The following article details the process on collecting population density data in England from 2011-2022 in a single tabular file.
Population density in the simplest sense can be understood as the population estimate of each lower layer super output area (LSOA) divided by its land area in square kilometres. Population density data for each LSOA is provided by LSOA and the data is available from year 2011 till 2020. For the purposes of this project, data from year 2020 will be assumed for 2021 and 2022. File downloading options are a mix of both .xlsx and .zip files. Two custom Python scripts are written, with one to web scrape all the necessary files and another to merge all population density data in a single tabular file.

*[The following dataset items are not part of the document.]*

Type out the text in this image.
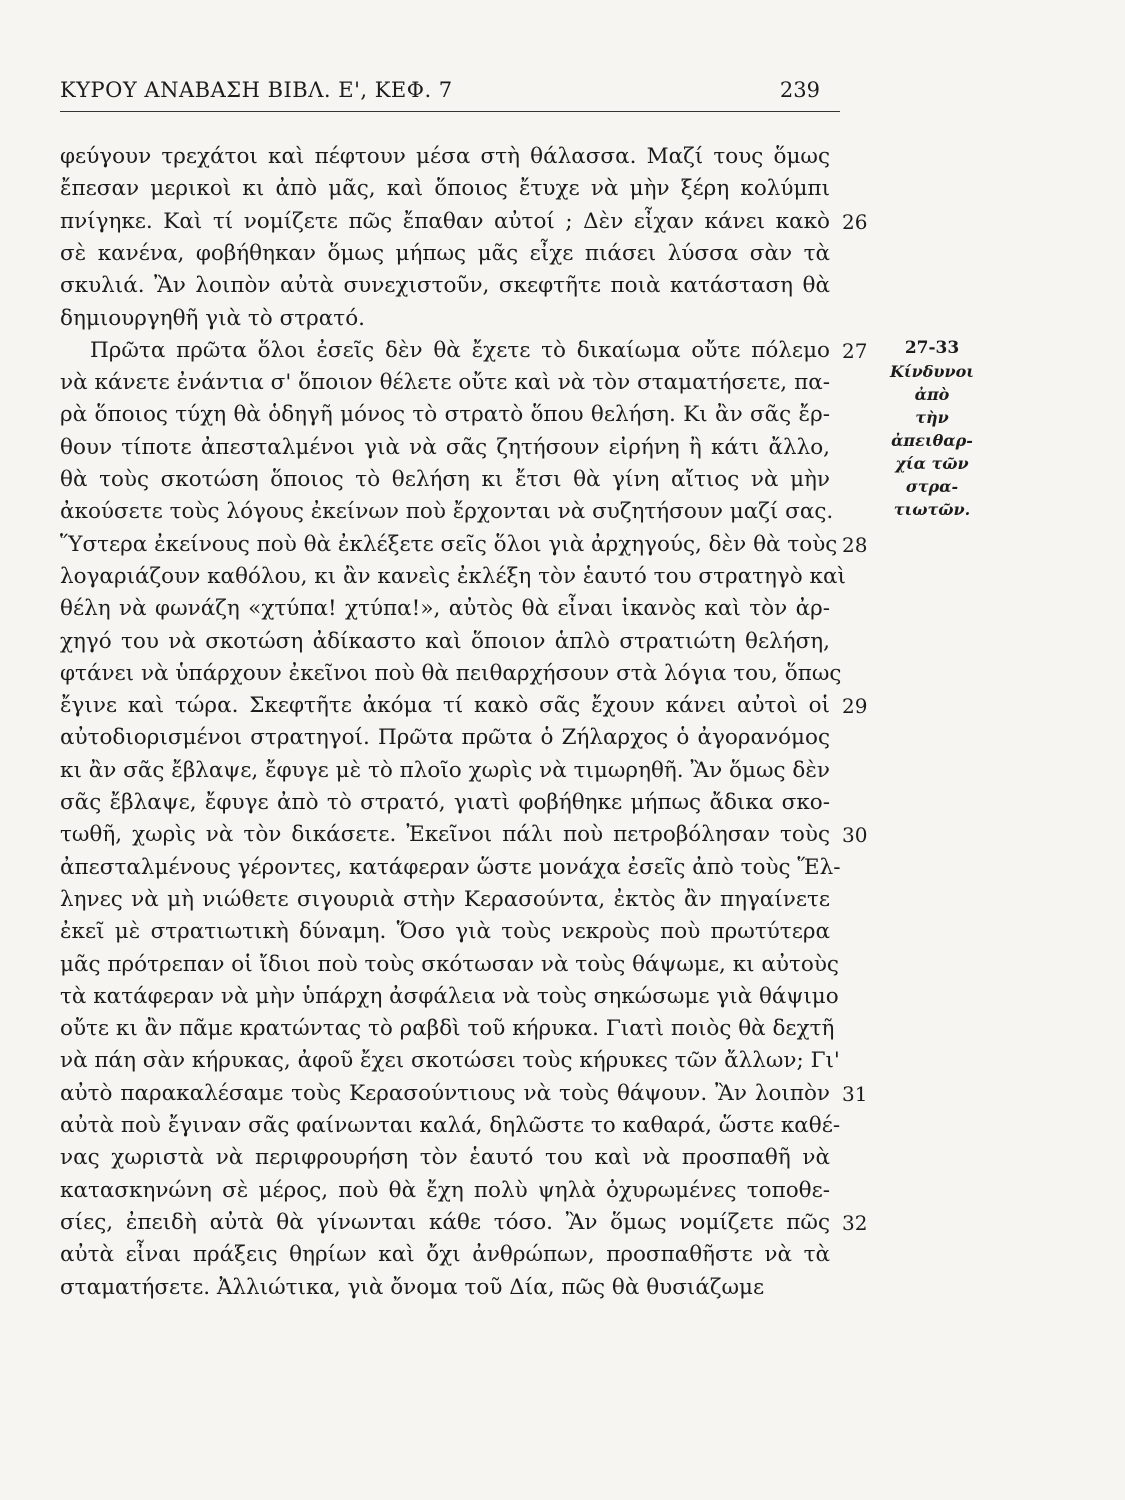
ΚΥΡΟΥ ΑΝΑΒΑΣΗ ΒΙΒΛ. Ε', ΚΕΦ. 7	239
φεύγουν τρεχάτοι καὶ πέφτουν μέσα στὴ θάλασσα. Μαζί τους ὅμως
ἔπεσαν μερικοὶ κι ἀπὸ μᾶς, καὶ ὅποιος ἔτυχε νὰ μὴν ξέρη κολύμπι
πνίγηκε. Καὶ τί νομίζετε πῶς ἔπαθαν αὐτοί ; Δὲν εἶχαν κάνει κακὸ
σὲ κανένα, φοβήθηκαν ὅμως μήπως μᾶς εἶχε πιάσει λύσσα σὰν τὰ
σκυλιά. Ἂν λοιπὸν αὐτὰ συνεχιστοῦν, σκεφτῆτε ποιὰ κατάσταση θὰ
δημιουργηθῆ γιὰ τὸ στρατό.
Πρῶτα πρῶτα ὅλοι ἐσεῖς δὲν θὰ ἔχετε τὸ δικαίωμα οὔτε πόλεμο
νὰ κάνετε ἐνάντια σ' ὅποιον θέλετε οὔτε καὶ νὰ τὸν σταματήσετε, πα-
ρὰ ὅποιος τύχη θὰ ὁδηγῆ μόνος τὸ στρατὸ ὅπου θελήση. Κι ἂν σᾶς ἔρ-
θουν τίποτε ἀπεσταλμένοι γιὰ νὰ σᾶς ζητήσουν εἰρήνη ἢ κάτι ἄλλο,
θὰ τοὺς σκοτώση ὅποιος τὸ θελήση κι ἔτσι θὰ γίνη αἴτιος νὰ μὴν
ἀκούσετε τοὺς λόγους ἐκείνων ποὺ ἔρχονται νὰ συζητήσουν μαζί σας.
Ὕστερα ἐκείνους ποὺ θὰ ἐκλέξετε σεῖς ὅλοι γιὰ ἀρχηγούς, δὲν θὰ τοὺς
λογαριάζουν καθόλου, κι ἂν κανεὶς ἐκλέξη τὸν ἑαυτό του στρατηγὸ καὶ
θέλη νὰ φωνάζη «χτύπα! χτύπα!», αὐτὸς θὰ εἶναι ἱκανὸς καὶ τὸν ἀρ-
χηγό του νὰ σκοτώση ἀδίκαστο καὶ ὅποιον ἁπλὸ στρατιώτη θελήση,
φτάνει νὰ ὑπάρχουν ἐκεῖνοι ποὺ θὰ πειθαρχήσουν στὰ λόγια του, ὅπως
ἔγινε καὶ τώρα. Σκεφτῆτε ἀκόμα τί κακὸ σᾶς ἔχουν κάνει αὐτοὶ οἱ
αὐτοδιορισμένοι στρατηγοί. Πρῶτα πρῶτα ὁ Ζήλαρχος ὁ ἀγορανόμος
κι ἂν σᾶς ἔβλαψε, ἔφυγε μὲ τὸ πλοῖο χωρὶς νὰ τιμωρηθῆ. Ἂν ὅμως δὲν
σᾶς ἔβλαψε, ἔφυγε ἀπὸ τὸ στρατό, γιατὶ φοβήθηκε μήπως ἄδικα σκο-
τωθῆ, χωρὶς νὰ τὸν δικάσετε. Ἐκεῖνοι πάλι ποὺ πετροβόλησαν τοὺς
ἀπεσταλμένους γέροντες, κατάφεραν ὥστε μονάχα ἐσεῖς ἀπὸ τοὺς Ἕλ-
ληνες νὰ μὴ νιώθετε σιγουριὰ στὴν Κερασούντα, ἐκτὸς ἂν πηγαίνετε
ἐκεῖ μὲ στρατιωτικὴ δύναμη. Ὅσο γιὰ τοὺς νεκροὺς ποὺ πρωτύτερα
μᾶς πρότρεπαν οἱ ἴδιοι ποὺ τοὺς σκότωσαν νὰ τοὺς θάψωμε, κι αὐτοὺς
τὰ κατάφεραν νὰ μὴν ὑπάρχη ἀσφάλεια νὰ τοὺς σηκώσωμε γιὰ θάψιμο
οὔτε κι ἂν πᾶμε κρατώντας τὸ ραβδὶ τοῦ κήρυκα. Γιατὶ ποιὸς θὰ δεχτῆ
νὰ πάη σὰν κήρυκας, ἀφοῦ ἔχει σκοτώσει τοὺς κήρυκες τῶν ἄλλων; Γι'
αὐτὸ παρακαλέσαμε τοὺς Κερασούντιους νὰ τοὺς θάψουν. Ἂν λοιπὸν
αὐτὰ ποὺ ἔγιναν σᾶς φαίνωνται καλά, δηλῶστε το καθαρά, ὥστε καθέ-
νας χωριστὰ νὰ περιφρουρήση τὸν ἑαυτό του καὶ νὰ προσπαθῆ νὰ
κατασκηνώνη σὲ μέρος, ποὺ θὰ ἔχη πολὺ ψηλὰ ὀχυρωμένες τοποθε-
σίες, ἐπειδὴ αὐτὰ θὰ γίνωνται κάθε τόσο. Ἂν ὅμως νομίζετε πῶς
αὐτὰ εἶναι πράξεις θηρίων καὶ ὄχι ἀνθρώπων, προσπαθῆστε νὰ τὰ
σταματήσετε. Ἀλλιώτικα, γιὰ ὄνομα τοῦ Δία, πῶς θὰ θυσιάζωμε
26
27
28
29
30
31
32
27-33
Κίνδυνοι ἀπὸ
τὴν ἀπειθαρ-
χία τῶν στρα-
τιωτῶν.
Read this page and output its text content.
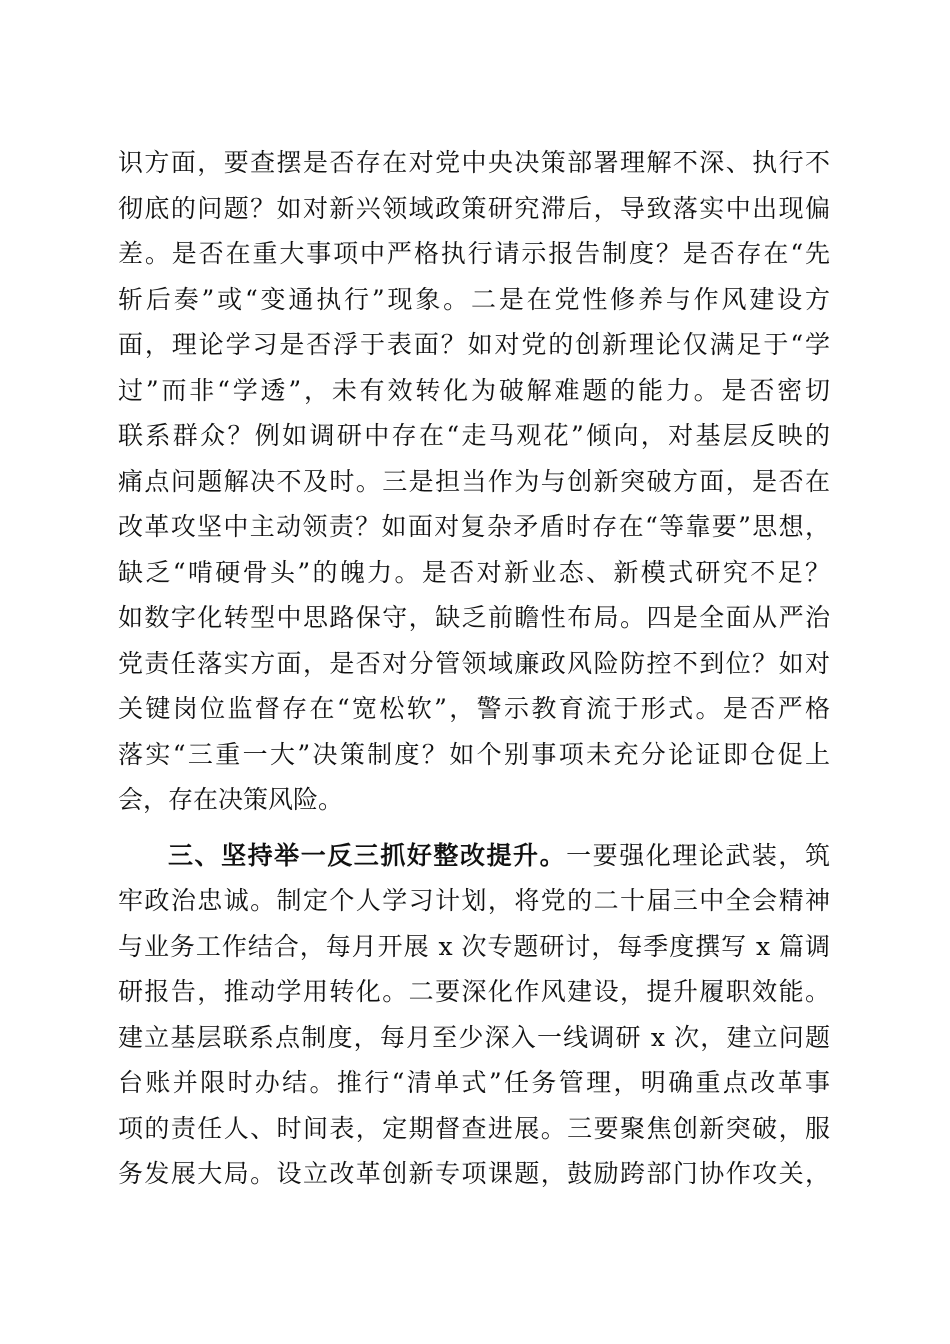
识方面，要查摆是否存在对党中央决策部署理解不深、执行不
彻底的问题？如对新兴领域政策研究滞后，导致落实中出现偏
差。是否在重大事项中严格执行请示报告制度？是否存在“先
斩后奏”或“变通执行”现象。二是在党性修养与作风建设方
面，理论学习是否浮于表面？如对党的创新理论仅满足于“学
过”而非“学透”，未有效转化为破解难题的能力。是否密切
联系群众？例如调研中存在“走马观花”倾向，对基层反映的
痛点问题解决不及时。三是担当作为与创新突破方面，是否在
改革攻坚中主动领责？如面对复杂矛盾时存在“等靠要”思想，
缺乏“啃硬骨头”的魄力。是否对新业态、新模式研究不足？
如数字化转型中思路保守，缺乏前瞻性布局。四是全面从严治
党责任落实方面，是否对分管领域廉政风险防控不到位？如对
关键岗位监督存在“宽松软”，警示教育流于形式。是否严格
落实“三重一大”决策制度？如个别事项未充分论证即仓促上
会，存在决策风险。
三、坚持举一反三抓好整改提升。一要强化理论武装，筑
牢政治忠诚。制定个人学习计划，将党的二十届三中全会精神
与业务工作结合，每月开展 x 次专题研讨，每季度撰写 x 篇调
研报告，推动学用转化。二要深化作风建设，提升履职效能。
建立基层联系点制度，每月至少深入一线调研 x 次，建立问题
台账并限时办结。推行“清单式”任务管理，明确重点改革事
项的责任人、时间表，定期督查进展。三要聚焦创新突破，服
务发展大局。设立改革创新专项课题，鼓励跨部门协作攻关，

The snippet of file downloading options is shown in Figure 1.
 Figure 1: Downloading options for population density LSOA
 Figure 1: Downloading options for population density LSOA
Every downloaded data file consists of 5 main columns which are LSOA Code, LSOA Name, Year Population, Area Sq Km, People per Sq Km or population density to be exact. For the purposes of this project, only 3 columns are required, which are LSOA Code, Year-Population and People per Sq Km. Snippet of the population density from 2020 is shown in Figure 2 below.
 Figure 2: Snippet of Population Density from 2020
 Figure 2: Snippet of Population Density from 2020
The basic idea of the steps taken to combine all required population density data in a single file is as below,
- Store 2020 population density data in a DataFrame and iterate through years 2020 – 2022 and months 1 – 12.
- Upon each iteration in step 1, the DataFrames for each year will be extended to cover for each month as well. A brief example for this is when a single DataFrame for 2020 is replicated 12 times for each month in a year.
- The DataFrame for each iteration shall be appended in a Python List and once the iteration process is complete, all the DataFrames in the Python List shall be merged into a single DataFrame of population density data from 2020 – 2022.
- Store 2011 population density data in a DataFrame and iterate through months 1 – 12.
- Upon each iteration in step 4, the DataFrames for the year will be extended to cover for each month as well.
- The DataFrame for each iteration shall be appended in a Python List and once the iteration process is complete, all the DataFrames in the Python List shall be merged into a single DataFrame of population density data for 2011.
- Repeat steps 4 – 6 for years 2012 – 2019.
- Merge all the DataFrames into a single DataFrame which can now be exported into a tabular format as population density data for years 2011 – 2022.
The snippet of merged population density data is shown in Figure 3 below.
 Figure 3: Snippet of Merged Population Density Data
 Figure 3: Snippet of Merged Population Density Data
The datasets and Python scripts and notebook for the data collection and data merging mentioned in this article is hosted in my Github Repo.